Prof Greville G. Corbett Dr Norman Fraser Dr Dunstan Brown
Period of award
September 1992 - August 1995
Economic and Social Research Council (ESRC)
As part of the attempt to define the possible structures of human language, this project led to the development of a formal approach to model the diversity of possible morphological systems.
We analysed the word-structure of a typologically diverse set of languages including those with radically different morphological systems from English. The framework within which the principles of possible variation are articulated is called Network Morphology. Analyses are represented in the lexical knowledge representation language DATR, allowing computer verification of the accuracy of the analyses. Thus, this research constitutes a contribution to the fields of linguistic typology and morphology, using formal computational methods.

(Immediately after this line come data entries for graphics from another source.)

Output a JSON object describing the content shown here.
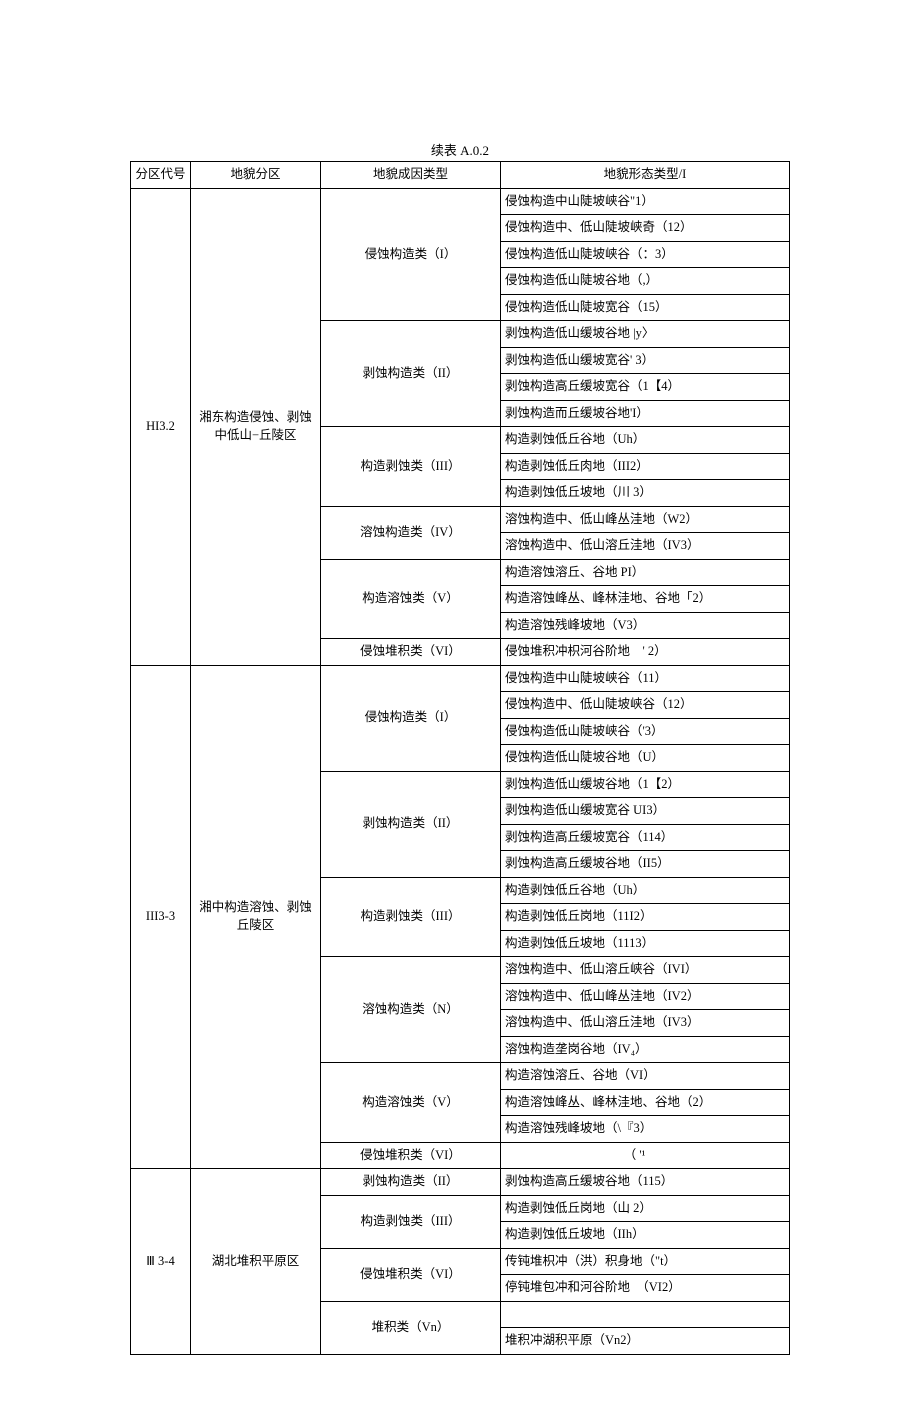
{
  "caption": "续表 A.0.2",
  "headers": {
    "code": "分区代号",
    "zone": "地貌分区",
    "genetic": "地貌成因类型",
    "morph": "地貌形态类型/I"
  },
  "sections": [
    {
      "code": "HI3.2",
      "zone": "湘东构造侵蚀、剥蚀中低山−丘陵区",
      "groups": [
        {
          "genetic": "侵蚀构造类（I）",
          "rows": [
            "侵蚀构造中山陡坡峡谷\"1）",
            "侵蚀构造中、低山陡坡峡奇（12）",
            "侵蚀构造低山陡坡峡谷（：3）",
            "侵蚀构造低山陡坡谷地（,）",
            "侵蚀构造低山陡坡宽谷（15）"
          ]
        },
        {
          "genetic": "剥蚀构造类（II）",
          "rows": [
            "剥蚀构造低山缓坡谷地 |y〉",
            "剥蚀构造低山缓坡宽谷' 3）",
            "剥蚀构造高丘缓坡宽谷（1【4）",
            "剥蚀构造而丘缓坡谷地'I）"
          ]
        },
        {
          "genetic": "构造剥蚀类（III）",
          "rows": [
            "构造剥蚀低丘谷地（Uh）",
            "构造剥蚀低丘肉地（III2）",
            "构造剥蚀低丘坡地（川 3）"
          ]
        },
        {
          "genetic": "溶蚀构造类（IV）",
          "rows": [
            "溶蚀构造中、低山峰丛洼地（W2）",
            "溶蚀构造中、低山溶丘洼地（IV3）"
          ]
        },
        {
          "genetic": "构造溶蚀类（V）",
          "rows": [
            "构造溶蚀溶丘、谷地 PI）",
            "构造溶蚀峰丛、峰林洼地、谷地「2）",
            "构造溶蚀残峰坡地（V3）"
          ]
        },
        {
          "genetic": "侵蚀堆积类（VI）",
          "rows": [
            "侵蚀堆积冲枳河谷阶地　' 2）"
          ]
        }
      ]
    },
    {
      "code": "III3-3",
      "zone": "湘中构造溶蚀、剥蚀丘陵区",
      "groups": [
        {
          "genetic": "侵蚀构造类（I）",
          "rows": [
            "侵蚀构造中山陡坡峡谷（11）",
            "侵蚀构造中、低山陡坡峡谷（12）",
            "侵蚀构造低山陡坡峡谷（'3）",
            "侵蚀构造低山陡坡谷地（U）"
          ]
        },
        {
          "genetic": "剥蚀构造类（II）",
          "rows": [
            "剥蚀构造低山缓坡谷地（1【2）",
            "剥蚀构造低山缓坡宽谷 UI3）",
            "剥蚀构造高丘缓坡宽谷（114）",
            "剥蚀构造高丘缓坡谷地（II5）"
          ]
        },
        {
          "genetic": "构造剥蚀类（III）",
          "rows": [
            "构造剥蚀低丘谷地（Uh）",
            "构造剥蚀低丘岗地（11I2）",
            "构造剥蚀低丘坡地（1113）"
          ]
        },
        {
          "genetic": "溶蚀构造类（N）",
          "rows": [
            "溶蚀构造中、低山溶丘峡谷（IVI）",
            "溶蚀构造中、低山峰丛洼地（IV2）",
            "溶蚀构造中、低山溶丘洼地（IV3）",
            "溶蚀构造垄岗谷地（IV₄）"
          ]
        },
        {
          "genetic": "构造溶蚀类（V）",
          "rows": [
            "构造溶蚀溶丘、谷地（VI）",
            "构造溶蚀峰丛、峰林洼地、谷地（2）",
            "构造溶蚀残峰坡地（\\『3）"
          ]
        },
        {
          "genetic": "侵蚀堆积类（VI）",
          "rows": [
            "　　　　　　　　　　（ '¹"
          ]
        }
      ]
    },
    {
      "code": "Ⅲ 3-4",
      "zone": "湖北堆积平原区",
      "groups": [
        {
          "genetic": "剥蚀构造类（II）",
          "rows": [
            "剥蚀构造高丘缓坡谷地（115）"
          ]
        },
        {
          "genetic": "构造剥蚀类（III）",
          "rows": [
            "构造剥蚀低丘岗地（山 2）",
            "构造剥蚀低丘坡地（IIh）"
          ]
        },
        {
          "genetic": "侵蚀堆积类（VI）",
          "rows": [
            "传钝堆枳冲（洪）积身地（\"t）",
            "停钝堆包冲和河谷阶地　（VI2）"
          ]
        },
        {
          "genetic": "堆积类（Vn）",
          "rows": [
            "　",
            "堆积冲湖积平原（Vn2）"
          ]
        }
      ]
    }
  ]
}
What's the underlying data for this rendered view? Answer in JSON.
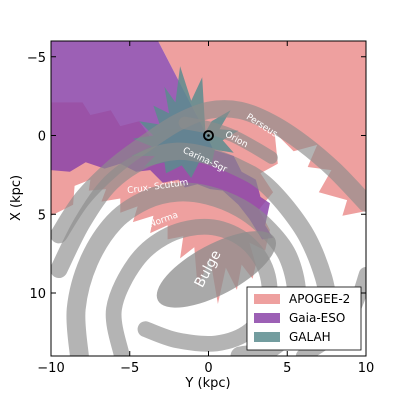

Network Morphology was initially developed for representing complex data from Russian. This development contrasted languages which have morphology at opposite ends of the spectrum of possibilities. Slavonic languages (Bulgarian, Polish and Russian) represent languages with fusional morphology (where disparate information is packed into small segments). They were contrasted with two polysynthetic languages (the Eskimo language Yup'ik and the Australian language Mayali) which can build up long, complex but segmentable word-forms.
For each language a computational model was developed using DATR , so that we could make and evaluate explicit theoretical claims and check that the correct forms were indeed predicted. Understanding the range of possible human languages enables us to understand our own, for theoretical and practical, computational purposes.